Search code examples
xmlrsax

R What to do when both DOM and SAX parsers fail?


I have a very large xml file of around 45 GB that I am trying to parse and create a data frame out of. The xml has a fairly simple structure to it as shown below. I want to read the attributes under the tag <event> when the type is either entered link or left link.

<?xml version="1.0" encoding="utf-8"?>
<events version="1.0">
    <event time="10800.0" type="actend" person="9982471" link="21225" actType="home"  />
    <event time="10800.0" type="departure" person="9982471" link="21225" legMode="car"  />
    <event time="10800.0" type="PersonEntersVehicle" person="9982471" vehicle="9982471"  />
    <event time="10800.0" type="actend" person="9656271" link="21066" actType="home"  />
    <event time="10833.0" type="entered link" person="4250461" link="24329" vehicle="4250461"  />
    <event time="10835.0" type="left link" person="1662941" link="29242" vehicle="1662941"  />
    <event time="10835.0" type="entered link" person="1662941" link="29239" vehicle="1662941"  />
    <event time="10836.0" type="left link" person="7651702" link="7359" vehicle="7651702"  />
    <event time="10836.0" type="entered link" person="7651702" link="7407" vehicle="7651702"  />
    <event time="10840.0" type="left link" person="8909152" link="5664" vehicle="8909152"  />
</events>

I have tried the DOM based xmlparse() function but it is not helpful due to memory issues. Then, I tried a SAX based code (shown below) but it is taking too long. For example, to read a 1% sample and create a dataframe from it, it took me about 5 hours. So, to do the same with the full data it would take me about 20 days (assuming it could be scaled linearly). Can you please help me solve this issue?
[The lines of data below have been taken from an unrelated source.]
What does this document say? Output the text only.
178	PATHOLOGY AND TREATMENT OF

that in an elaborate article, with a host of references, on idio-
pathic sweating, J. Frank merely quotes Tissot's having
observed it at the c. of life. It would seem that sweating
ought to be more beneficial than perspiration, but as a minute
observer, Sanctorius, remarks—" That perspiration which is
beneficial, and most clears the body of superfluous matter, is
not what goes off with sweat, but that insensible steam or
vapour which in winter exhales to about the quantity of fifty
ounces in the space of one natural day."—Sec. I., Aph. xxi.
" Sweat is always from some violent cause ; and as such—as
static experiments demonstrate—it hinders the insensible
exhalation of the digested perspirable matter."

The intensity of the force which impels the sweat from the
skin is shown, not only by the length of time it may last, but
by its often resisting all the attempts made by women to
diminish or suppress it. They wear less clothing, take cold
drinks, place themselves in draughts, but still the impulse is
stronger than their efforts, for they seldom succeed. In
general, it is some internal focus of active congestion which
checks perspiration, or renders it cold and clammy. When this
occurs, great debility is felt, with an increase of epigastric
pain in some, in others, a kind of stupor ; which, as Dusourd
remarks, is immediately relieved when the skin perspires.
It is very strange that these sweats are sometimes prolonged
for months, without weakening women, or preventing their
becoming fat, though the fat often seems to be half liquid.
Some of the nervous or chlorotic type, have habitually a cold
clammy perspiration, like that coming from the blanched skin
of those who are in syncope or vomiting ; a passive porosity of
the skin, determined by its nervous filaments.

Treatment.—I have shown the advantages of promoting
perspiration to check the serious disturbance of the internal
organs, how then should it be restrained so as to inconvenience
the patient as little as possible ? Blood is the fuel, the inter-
Here are the links to a very small sample, 1% sample, 5% sample, and the full data.

Here is the SAX code I used.

library(XML)

branchFunction <- function() {
  store <- new.env() 
  new_counter <- (function() {
    i <- 0
    function() { 
      i <<- i + 1
      i
    }
  })()
  func <- function(x, ...) {
    ns <- getNodeSet(x,path = "//event[@type='left link' or @type='entered link']")
    value <- lapply(ns, xmlAttrs)
    store[[toString(new_counter())]] <- value
  }
  getStore <- function() { as.list( store ) }
  list(event = func, getStore=getStore)
}

myfunctions <- branchFunction()

xmlEventParse(file = "percent1.gz", handlers = NULL, branches = myfunctions)
l <- myfunctions$getStore()
l <- unlist(l, recursive = FALSE)
df <- data.frame(matrix(unlist(l), nrow=length(l), byrow=T),stringsAsFactors=FALSE)
colnames(df) <- c("time", "type", "person", "link", "carid")
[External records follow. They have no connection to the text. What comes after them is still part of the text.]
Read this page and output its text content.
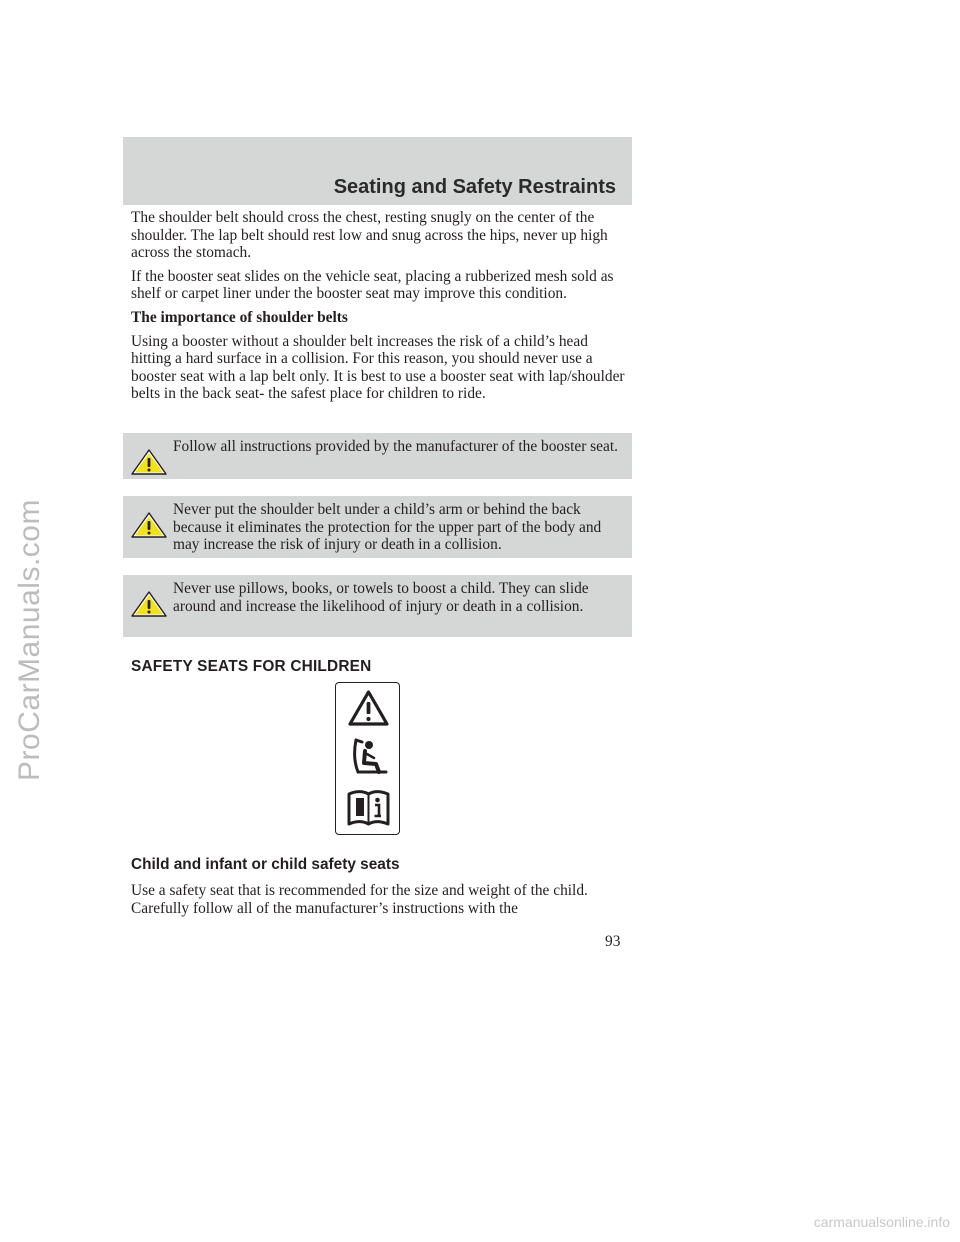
ProCarManuals.com
Seating and Safety Restraints

The shoulder belt should cross the chest, resting snugly on the center of the shoulder. The lap belt should rest low and snug across the hips, never up high across the stomach.

If the booster seat slides on the vehicle seat, placing a rubberized mesh sold as shelf or carpet liner under the booster seat may improve this condition.

The importance of shoulder belts

Using a booster without a shoulder belt increases the risk of a child’s head hitting a hard surface in a collision. For this reason, you should never use a booster seat with a lap belt only. It is best to use a booster seat with lap/shoulder belts in the back seat- the safest place for children to ride.

Follow all instructions provided by the manufacturer of the booster seat.

Never put the shoulder belt under a child’s arm or behind the back because it eliminates the protection for the upper part of the body and may increase the risk of injury or death in a collision.

Never use pillows, books, or towels to boost a child. They can slide around and increase the likelihood of injury or death in a collision.

SAFETY SEATS FOR CHILDREN
Child and infant or child safety seats

Use a safety seat that is recommended for the size and weight of the child. Carefully follow all of the manufacturer’s instructions with the

93

carmanualsonline.info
The output must look like this

> head(df)
     time         type  person  link   carid
1 10934.0 entered link 9656271 16260 9656271
2 10935.0    left link 8909152  6014 8909152
3 10935.0 entered link 8909152  6034 8909152
4 10936.0    left link 1504062 25541 1504062
5 10936.0 entered link 1504062 25384 1504062
6 10936.0    left link 3055801 31464 3055801

Solution

  • Using Saxon, the following XSLT 3.0 stylesheet processed your percent1 sample (413Mb) in 14.5 seconds:

    <xsl:stylesheet version="3.0" 
      xmlns:xsl="http://www.w3.org/1999/XSL/Transform"
      xmlns:xs="http://www.w3.org/2001/XMLSchema"
      exclude-result-prefixes="xs"
      expand-text="yes">
    
      <xsl:template name="xsl:initial-template">
        <xsl:stream href="percent1.xml">
          <xsl:for-each select="/events/event[@type=('entered link', 'left link')]">
            {position()} {@time} {@person} {@link} {@person}
          </xsl:for-each>
        </xsl:stream>
      </xsl:template>
    
    </xsl:stylesheet>
    

    Memory usage was 13Mb (which isn't going to increase as the file size increases). Extrapolated time for the full dataset about 25 minutes.